Solving the nonlinear system above we obtain:

$b = -\dfrac{144}{24} = -6$ , $a = \dfrac{385}{30} = \dfrac{77}{6} \implies r^2 = \dfrac{7225}{36} = \dfrac{85^2}{6^2} \implies r = \dfrac{85}{6} \approx \boxed{14.167}$ .

For me using coordinate geometry is the simplest approach.

Fermi estimation: 8+(12/2)=14

This is not an exact solution but gives a close approximation relying on the accuracy of the pictorial representation. Because the 12 length is a vertical and tangential line, half it's length partially makes up the total length of the radius.
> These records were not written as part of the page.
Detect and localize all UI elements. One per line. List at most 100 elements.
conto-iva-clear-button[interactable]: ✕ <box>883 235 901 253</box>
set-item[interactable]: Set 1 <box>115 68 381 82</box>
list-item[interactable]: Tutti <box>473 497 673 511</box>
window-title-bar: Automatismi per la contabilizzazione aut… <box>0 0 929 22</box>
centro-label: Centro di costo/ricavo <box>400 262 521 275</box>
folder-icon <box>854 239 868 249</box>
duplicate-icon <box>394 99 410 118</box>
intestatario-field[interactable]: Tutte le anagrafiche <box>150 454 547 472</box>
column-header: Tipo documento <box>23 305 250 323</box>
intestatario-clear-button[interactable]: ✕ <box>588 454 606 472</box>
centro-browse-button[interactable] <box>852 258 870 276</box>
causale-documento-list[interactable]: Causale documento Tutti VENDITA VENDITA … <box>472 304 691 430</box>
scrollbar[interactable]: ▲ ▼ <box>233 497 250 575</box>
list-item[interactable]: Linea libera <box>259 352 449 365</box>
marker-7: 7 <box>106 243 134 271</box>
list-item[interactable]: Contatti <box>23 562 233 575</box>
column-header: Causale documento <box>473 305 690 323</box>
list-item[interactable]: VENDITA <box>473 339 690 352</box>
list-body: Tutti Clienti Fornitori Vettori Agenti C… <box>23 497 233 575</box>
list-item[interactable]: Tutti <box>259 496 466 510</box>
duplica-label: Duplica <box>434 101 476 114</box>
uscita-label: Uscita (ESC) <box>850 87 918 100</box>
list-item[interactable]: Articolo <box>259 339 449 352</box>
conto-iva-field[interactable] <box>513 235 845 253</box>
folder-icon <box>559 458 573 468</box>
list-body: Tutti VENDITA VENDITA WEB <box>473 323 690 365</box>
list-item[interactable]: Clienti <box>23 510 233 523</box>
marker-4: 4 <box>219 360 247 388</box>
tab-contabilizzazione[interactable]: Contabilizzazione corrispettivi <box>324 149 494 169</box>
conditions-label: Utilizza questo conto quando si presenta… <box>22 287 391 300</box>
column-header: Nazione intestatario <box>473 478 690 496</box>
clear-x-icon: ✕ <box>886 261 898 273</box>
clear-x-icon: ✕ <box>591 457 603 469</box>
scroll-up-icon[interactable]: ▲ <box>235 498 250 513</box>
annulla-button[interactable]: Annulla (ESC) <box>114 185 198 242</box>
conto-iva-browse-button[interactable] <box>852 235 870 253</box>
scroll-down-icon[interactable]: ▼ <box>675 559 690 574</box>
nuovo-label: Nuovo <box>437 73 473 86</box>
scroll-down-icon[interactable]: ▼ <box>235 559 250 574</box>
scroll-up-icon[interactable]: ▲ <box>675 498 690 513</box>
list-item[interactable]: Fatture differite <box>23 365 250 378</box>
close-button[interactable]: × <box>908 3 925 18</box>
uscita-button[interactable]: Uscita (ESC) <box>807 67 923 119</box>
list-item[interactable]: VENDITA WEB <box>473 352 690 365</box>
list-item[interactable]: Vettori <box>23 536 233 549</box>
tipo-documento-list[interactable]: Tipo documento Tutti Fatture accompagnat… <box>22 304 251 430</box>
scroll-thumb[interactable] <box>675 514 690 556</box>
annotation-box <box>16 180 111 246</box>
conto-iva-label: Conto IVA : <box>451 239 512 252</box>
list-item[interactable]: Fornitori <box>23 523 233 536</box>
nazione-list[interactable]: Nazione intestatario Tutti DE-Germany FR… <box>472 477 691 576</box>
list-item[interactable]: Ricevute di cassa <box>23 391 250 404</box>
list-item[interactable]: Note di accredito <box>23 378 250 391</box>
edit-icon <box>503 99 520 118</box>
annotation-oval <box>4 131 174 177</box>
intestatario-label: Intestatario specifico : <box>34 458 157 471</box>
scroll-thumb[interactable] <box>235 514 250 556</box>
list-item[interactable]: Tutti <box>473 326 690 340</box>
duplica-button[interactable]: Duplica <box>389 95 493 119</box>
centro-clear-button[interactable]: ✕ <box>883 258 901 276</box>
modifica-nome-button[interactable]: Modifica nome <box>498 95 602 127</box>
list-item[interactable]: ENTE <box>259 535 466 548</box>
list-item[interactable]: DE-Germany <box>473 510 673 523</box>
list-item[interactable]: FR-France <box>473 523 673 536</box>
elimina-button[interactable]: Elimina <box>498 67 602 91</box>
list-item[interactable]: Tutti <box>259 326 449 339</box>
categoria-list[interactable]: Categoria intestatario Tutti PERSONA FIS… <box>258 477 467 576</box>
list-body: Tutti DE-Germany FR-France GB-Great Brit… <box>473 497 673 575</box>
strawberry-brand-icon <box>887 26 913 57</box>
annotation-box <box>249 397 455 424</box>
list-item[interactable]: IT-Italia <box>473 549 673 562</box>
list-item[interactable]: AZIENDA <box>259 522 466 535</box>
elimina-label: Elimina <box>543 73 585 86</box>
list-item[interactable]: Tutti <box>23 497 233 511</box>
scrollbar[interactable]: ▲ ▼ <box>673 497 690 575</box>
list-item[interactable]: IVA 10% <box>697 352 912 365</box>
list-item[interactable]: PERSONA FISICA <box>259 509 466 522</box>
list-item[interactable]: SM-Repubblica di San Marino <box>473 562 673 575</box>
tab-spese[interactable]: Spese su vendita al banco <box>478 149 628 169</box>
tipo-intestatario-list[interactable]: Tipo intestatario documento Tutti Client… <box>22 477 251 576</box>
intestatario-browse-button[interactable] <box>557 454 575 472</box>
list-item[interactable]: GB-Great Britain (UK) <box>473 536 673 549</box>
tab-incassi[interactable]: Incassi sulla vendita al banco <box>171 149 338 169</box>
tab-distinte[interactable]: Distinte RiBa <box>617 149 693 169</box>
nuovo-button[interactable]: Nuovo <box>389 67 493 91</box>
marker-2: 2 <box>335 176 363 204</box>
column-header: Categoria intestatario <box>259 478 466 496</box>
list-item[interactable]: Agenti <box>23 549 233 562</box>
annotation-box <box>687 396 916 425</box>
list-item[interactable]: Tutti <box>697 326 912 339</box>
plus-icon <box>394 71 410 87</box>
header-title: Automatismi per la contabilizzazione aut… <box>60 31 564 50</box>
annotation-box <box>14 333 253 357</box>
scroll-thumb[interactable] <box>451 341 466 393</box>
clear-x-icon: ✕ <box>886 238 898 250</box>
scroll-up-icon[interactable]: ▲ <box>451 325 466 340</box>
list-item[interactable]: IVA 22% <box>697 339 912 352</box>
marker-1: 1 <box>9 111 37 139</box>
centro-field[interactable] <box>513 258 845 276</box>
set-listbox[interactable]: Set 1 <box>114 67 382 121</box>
It is assumed that the 15 length line is horizontal because of the right angle with the 12 length, and the same is said for the 8 length being vertical.

It is discernable that the 8 length is not coincident with the center, but by adding it's length to half 12, we have a simple Fermi estimation that can be used to check against the results of trigonometric problem solving.

Again, 14 is not an exact answer for the radius, but it satisfies the margin of error.